Unabhängig von biographischen Deutungen prägen die Hammerschläge den Charakter des Finales entscheidend: Sie bieten keinen versöhnlichen Ausblick, stattdessen verleihen Sie dem Schluss eine schonungslose Konsequenz und machen sie zu Mahlers wohl radikalstem Werk. 

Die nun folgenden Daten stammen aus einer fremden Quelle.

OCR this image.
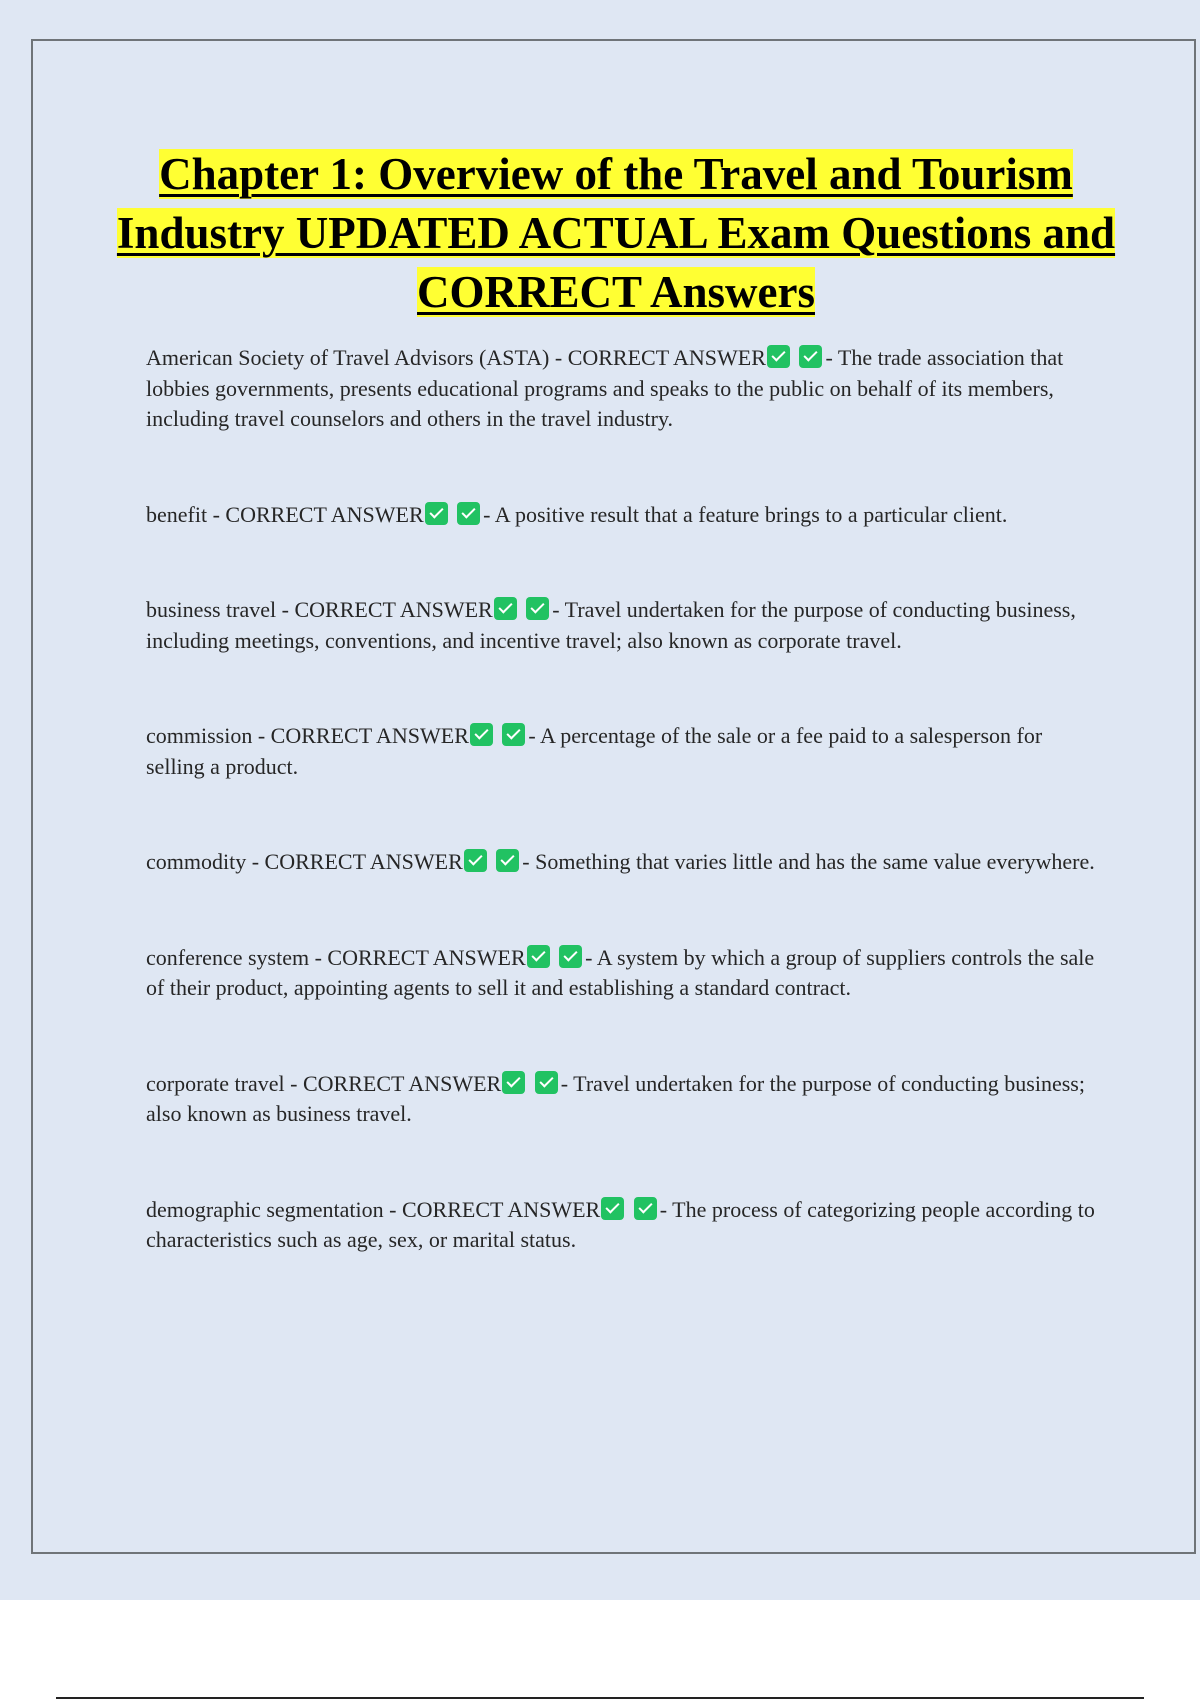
Chapter 1: Overview of the Travel and Tourism Industry UPDATED ACTUAL Exam Questions and CORRECT Answers

American Society of Travel Advisors (ASTA) - CORRECT ANSWER	- The trade association that lobbies governments, presents educational programs and speaks to the public on behalf of its members, including travel counselors and others in the travel industry.

benefit - CORRECT ANSWER	- A positive result that a feature brings to a particular client.

business travel - CORRECT ANSWER	- Travel undertaken for the purpose of conducting business, including meetings, conventions, and incentive travel; also known as corporate travel.

commission - CORRECT ANSWER	- A percentage of the sale or a fee paid to a salesperson for selling a product.

commodity - CORRECT ANSWER	- Something that varies little and has the same value everywhere.

conference system - CORRECT ANSWER	- A system by which a group of suppliers controls the sale of their product, appointing agents to sell it and establishing a standard contract.

corporate travel - CORRECT ANSWER	- Travel undertaken for the purpose of conducting business; also known as business travel.

demographic segmentation - CORRECT ANSWER	- The process of categorizing people according to characteristics such as age, sex, or marital status.
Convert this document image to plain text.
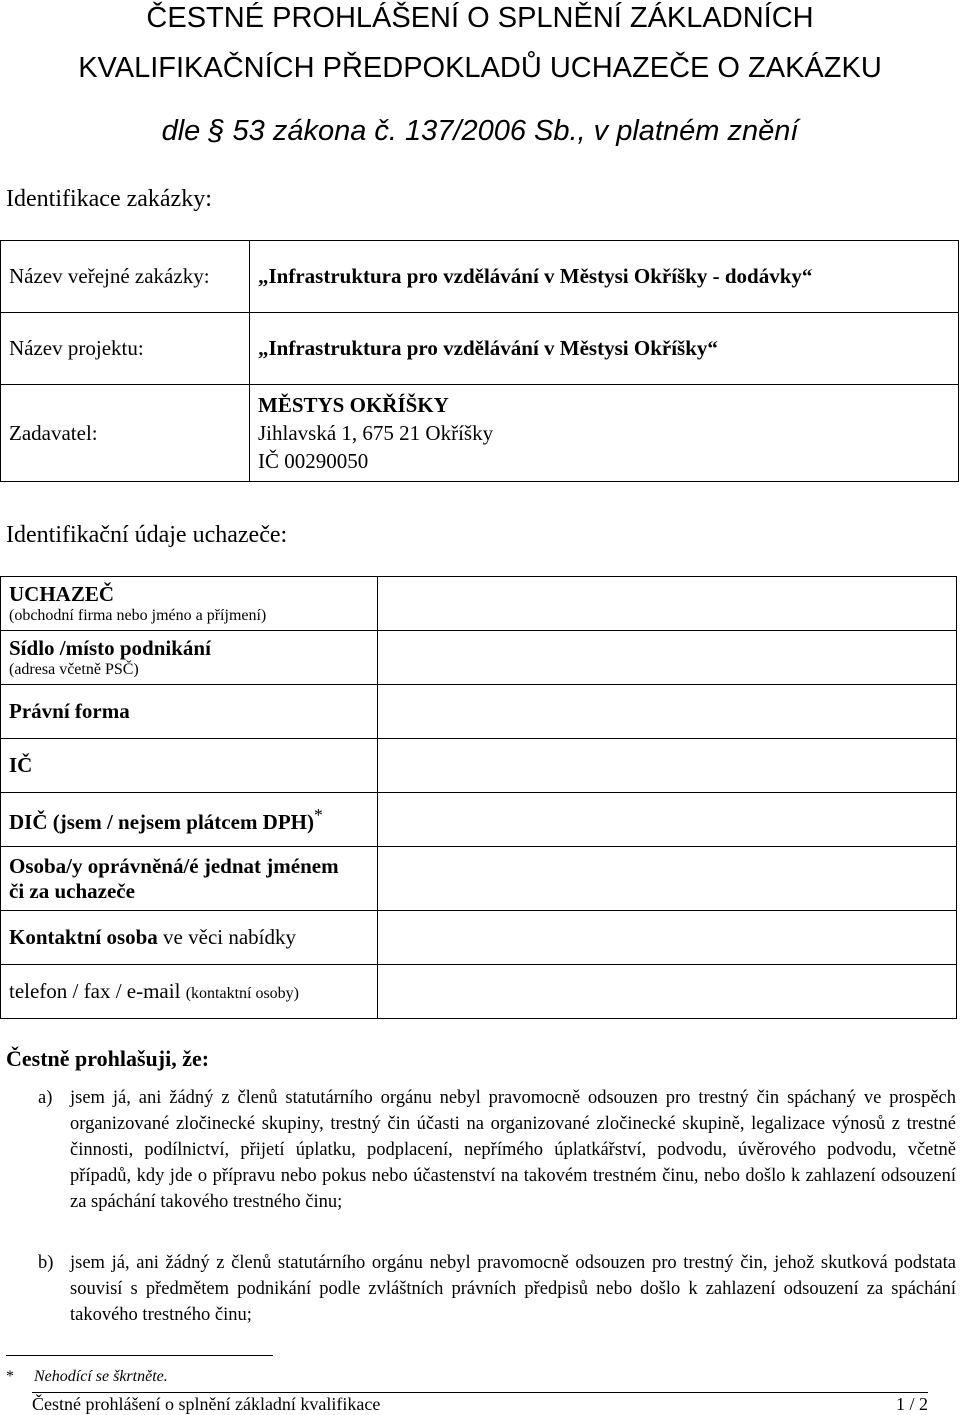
ČESTNÉ PROHLÁŠENÍ O SPLNĚNÍ ZÁKLADNÍCH
KVALIFIKAČNÍCH PŘEDPOKLADŮ UCHAZEČE O ZAKÁZKU
dle § 53 zákona č. 137/2006 Sb., v platném znění
Identifikace zakázky:
Název veřejné zakázky:	„Infrastruktura pro vzdělávání v Městysi Okříšky - dodávky“
Název projektu:	„Infrastruktura pro vzdělávání v Městysi Okříšky“
Zadavatel:	MĚSTYS OKŘÍŠKY
Jihlavská 1, 675 21 Okříšky
IČ 00290050
Identifikační údaje uchazeče:
UCHAZEČ
(obchodní firma nebo jméno a příjmení)	

Sídlo /místo podnikání
(adresa včetně PSČ)	

Právní forma	
IČ	
DIČ (jsem / nejsem plátcem DPH)*	

Osoba/y oprávněná/é jednat jménem
či za uchazeče	

Kontaktní osoba ve věci nabídky	
telefon / fax / e-mail (kontaktní osoby)	
Čestně prohlašuji, že:
a) jsem já, ani žádný z členů statutárního orgánu nebyl pravomocně odsouzen pro trestný čin spáchaný ve prospěch organizované zločinecké skupiny, trestný čin účasti na organizované zločinecké skupině, legalizace výnosů z trestné činnosti, podílnictví, přijetí úplatku, podplacení, nepřímého úplatkářství, podvodu, úvěrového podvodu, včetně případů, kdy jde o přípravu nebo pokus nebo účastenství na takovém trestném činu, nebo došlo k zahlazení odsouzení za spáchání takového trestného činu;
b) jsem já, ani žádný z členů statutárního orgánu nebyl pravomocně odsouzen pro trestný čin, jehož skutková podstata souvisí s předmětem podnikání podle zvláštních právních předpisů nebo došlo k zahlazení odsouzení za spáchání takového trestného činu;
* Nehodící se škrtněte.
Čestné prohlášení o splnění základní kvalifikace	1 / 2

Im 4. Akademiekonzert widmet sich GMD Roberto Rizzi Brignoli Mahlers Sechster Symphonie, die er am 2. und 3. Februar erstmals gemeinsam mit dem Nationaltheater-Orchester im Mozartsaal des Rosengartens aufführt.
3. Akademiekonzert
Am 8. und 9. Dezember 2025 präsentiert des Nationaltheater-Orchester unter der Leitung von Ingo Metzmacher zwei ikonische Werke der Orchestermusik. Als langjähriger Begleiter der Musikalischen Akademie und seit dem letzten Jahr ihr Ehrenmitglied steht er für musikalische Präzision und stilistische Klarheit.
© FeliXbroede
Als Solist ist Barry Douglas zu erleben, der 1986 mit dem Gewinn der Goldmedaille beim Internationalen Tschaikowski-Klavierwettbewerb weltweit bekannt wurde. Dazu passend interpretiert er im Rosengarten Tschaikowskis erstes Konzert für Klavier und Orchester. Das wohl bekannteste Klavierkonzert der Musikgeschichte verbindet heroische Dramatik mit lyrischer Wärme und fordert sowohl große technische Virtuosität als auch feinsinnige Klanggestaltung. 

Im zweiten Teil erklingt die Suite aus Igor Strawinskys Feuervogel - ein zauberhaftes, wie mythisches Klangmärchen. Strawinsky schafft durch seine orchestrale Farbenpracht, von schillernden Holzbläsern über Harfe bis hin zu mächtigen Blechbläsern, eine geheimnisvolle Atmosphäre, die das dramatische Märchen um Prinz Iwan, den Feuervogel und den bösen Magier Kastchej lebendig werden lässt. Rhythmisch komplex und mit markanten Spannungsbögen entfaltet die Suite unter Ingo Metzmacher ihre ganze Wirkung.

Im 2. Akademiekonzert am 17. und 18. November stehen unter der Leitung von GMD Roberto Rizzi Brignoli zwei herausragende Werke des 20. Jahrhunderts auf dem Programm: Béla Bartóks Zweites Violinkonzert, interpretiert von Olga Pogorelova, Konzertmeisterin des NTO, und Sergej Rachmaninows Zweite Symphonie.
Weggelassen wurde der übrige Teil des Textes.